Money Matters

Money Matters: Wife doesn’t want to budget despite $19,000 in debt

July 13, 2013 

Q. My husband and I have been married for a little more than one year, and he wants us to go on a budget. I think that is ridiculous, and I am very uncomfortable with keeping track of every little expense.

The only debts we have are $19,000 on a credit card and a car payment. The credit-card debt is justified because we had to buy some basic things to make our apartment feel like a married couple’s place versus a college hangout. We pay our rent and all of our other bills on time. We are also saving $50 a week toward a down payment to purchase a home.

I’ve agreed to write to you, and if you say we need to budget, I’ll try it for six months, but I hope you agree with me based on the facts provided that we are doing fine without one.

You’re uncomfortable with a budget, but your husband might be uncomfortable with $19,000 in credit-card debt. Disagreements over finances can put a big strain on a marriage; don’t let this happen to you. A recent poll on the National Foundation for Credit Counseling website ( revealed that 57 percent of respondents misunderstand the purpose of a budget, viewing it as a restriction on their spending, when in fact, just the opposite is true.

“A budget actually provides the structure through which a person can be in charge of his or her spending, directing the dollars to their best use,” NFCC spokeswoman Gail Cunningham said. “Spending should be a reflection of a person’s priorities, but without a plan, the priorities often get pushed aside in favor of the tyranny of the urgent.”

I suggest you make a budget, track your cash flow, and get your spending under control. Having $19,000 in credit-card debt is not a small matter. If you have a tendency to spend more than you can afford, credit-card debt will always be a problem. You’ll never be able to achieve important financial goals without a struggle if you don’t get a handle on your debt. It may make sense to divert the money you are saving toward a home to the credit-card debt because of the interest rate on the card versus the rate of return on savings.

The following budgeting steps may be helpful:

1. Keep track of what you spend each month for up to six months. Use a notebook, a software program, your check register or anything that works for you. Make sure you keep track of all expenses. Most people can tell you what they spent $50 or $100 on, but it’s the consistent $10 or $15 dribble that builds into $100 of wasted money.
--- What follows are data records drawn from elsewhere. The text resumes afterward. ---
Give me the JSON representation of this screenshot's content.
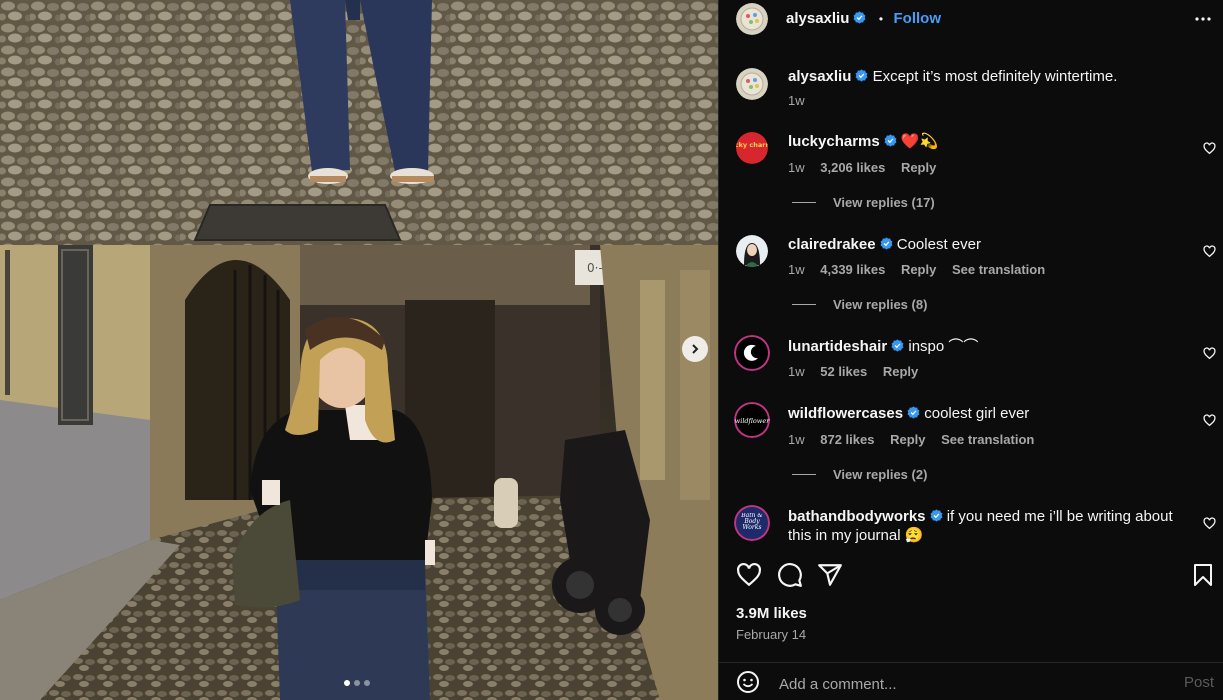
{
  "post": {
    "author": "alysaxliu",
    "follow_label": "Follow",
    "separator": "•",
    "caption": "Except it’s most definitely wintertime.",
    "caption_time": "1w",
    "likes": "3.9M likes",
    "date": "February 14",
    "carousel": {
      "current": 1,
      "total": 3
    }
  },
  "comments": [
    {
      "username": "luckycharms",
      "text": "❤️💫",
      "time": "1w",
      "likes": "3,206 likes",
      "reply": "Reply",
      "translation": "",
      "view_replies": "View replies (17)"
    },
    {
      "username": "clairedrakee",
      "text": "Coolest ever",
      "time": "1w",
      "likes": "4,339 likes",
      "reply": "Reply",
      "translation": "See translation",
      "view_replies": "View replies (8)"
    },
    {
      "username": "lunartideshair",
      "text": "inspo ⌒⌒",
      "time": "1w",
      "likes": "52 likes",
      "reply": "Reply",
      "translation": "",
      "view_replies": ""
    },
    {
      "username": "wildflowercases",
      "text": "coolest girl ever",
      "time": "1w",
      "likes": "872 likes",
      "reply": "Reply",
      "translation": "See translation",
      "view_replies": "View replies (2)"
    },
    {
      "username": "bathandbodyworks",
      "text": "if you need me i’ll be writing about this in my journal 😮‍💨",
      "time": "",
      "likes": "",
      "reply": "",
      "translation": "",
      "view_replies": ""
    }
  ],
  "avatar_text": {
    "luckycharms": "lucky charms",
    "wildflowercases": "wildflower",
    "bathandbodyworks": "Bath & Body Works"
  },
  "add_comment": {
    "placeholder": "Add a comment...",
    "post_label": "Post"
  },
  "icons": {
    "verified": "verified-badge-icon",
    "more": "more-options-icon",
    "like": "heart-icon",
    "comment": "comment-icon",
    "share": "share-icon",
    "save": "bookmark-icon",
    "emoji": "emoji-icon",
    "next": "chevron-right-icon"
  },
  "colors": {
    "link": "#4a9cf6",
    "verified": "#3897f0",
    "background": "#0c0c0c",
    "muted": "#a8a8a8"
  }
}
2. Analyze your spending patterns. Categorize your expenditures into groceries, eating out, entertainment, and so forth.

3. Separate the categories into fixed and variable expenses. Fixed expenses are things like rent and insurance. Variable expenses are those over which you have control, such as groceries, eating out and clothing.
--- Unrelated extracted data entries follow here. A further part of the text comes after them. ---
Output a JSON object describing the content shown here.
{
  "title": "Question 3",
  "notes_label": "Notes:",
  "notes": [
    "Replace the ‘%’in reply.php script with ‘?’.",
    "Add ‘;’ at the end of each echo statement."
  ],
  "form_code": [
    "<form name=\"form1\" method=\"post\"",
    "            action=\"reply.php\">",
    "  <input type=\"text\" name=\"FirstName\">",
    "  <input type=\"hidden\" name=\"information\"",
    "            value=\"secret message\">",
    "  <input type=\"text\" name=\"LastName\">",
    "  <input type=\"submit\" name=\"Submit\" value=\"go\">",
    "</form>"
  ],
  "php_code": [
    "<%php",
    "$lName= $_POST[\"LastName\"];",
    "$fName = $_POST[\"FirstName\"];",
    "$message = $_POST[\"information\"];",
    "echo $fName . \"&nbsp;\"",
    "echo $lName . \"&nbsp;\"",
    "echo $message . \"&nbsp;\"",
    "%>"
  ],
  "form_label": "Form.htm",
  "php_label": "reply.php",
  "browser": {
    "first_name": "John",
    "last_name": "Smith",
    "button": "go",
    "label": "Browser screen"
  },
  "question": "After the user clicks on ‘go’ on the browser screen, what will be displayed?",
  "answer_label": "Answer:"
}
4. Add up all your monthly expenses in each category, and write down the totals. Arrive at a total for both fixed and variable expenses.

5. Add up all your after-tax income for the month, and subtract your fixed expenses. The result is what you have left to spend on variable expenses.

6. Review your variable expenses, and allocate the money you have left after paying all your fixed expenses. Take a look at where you can cut down so more money can be applied toward your credit-card debt or your 401(k) plan.

7. Keep track of what you spend in each category, and readjust your budget or your spending habits if you need to.

There are many helpful budgeting tools on the Internet, and a very good source of information is the NFCC website.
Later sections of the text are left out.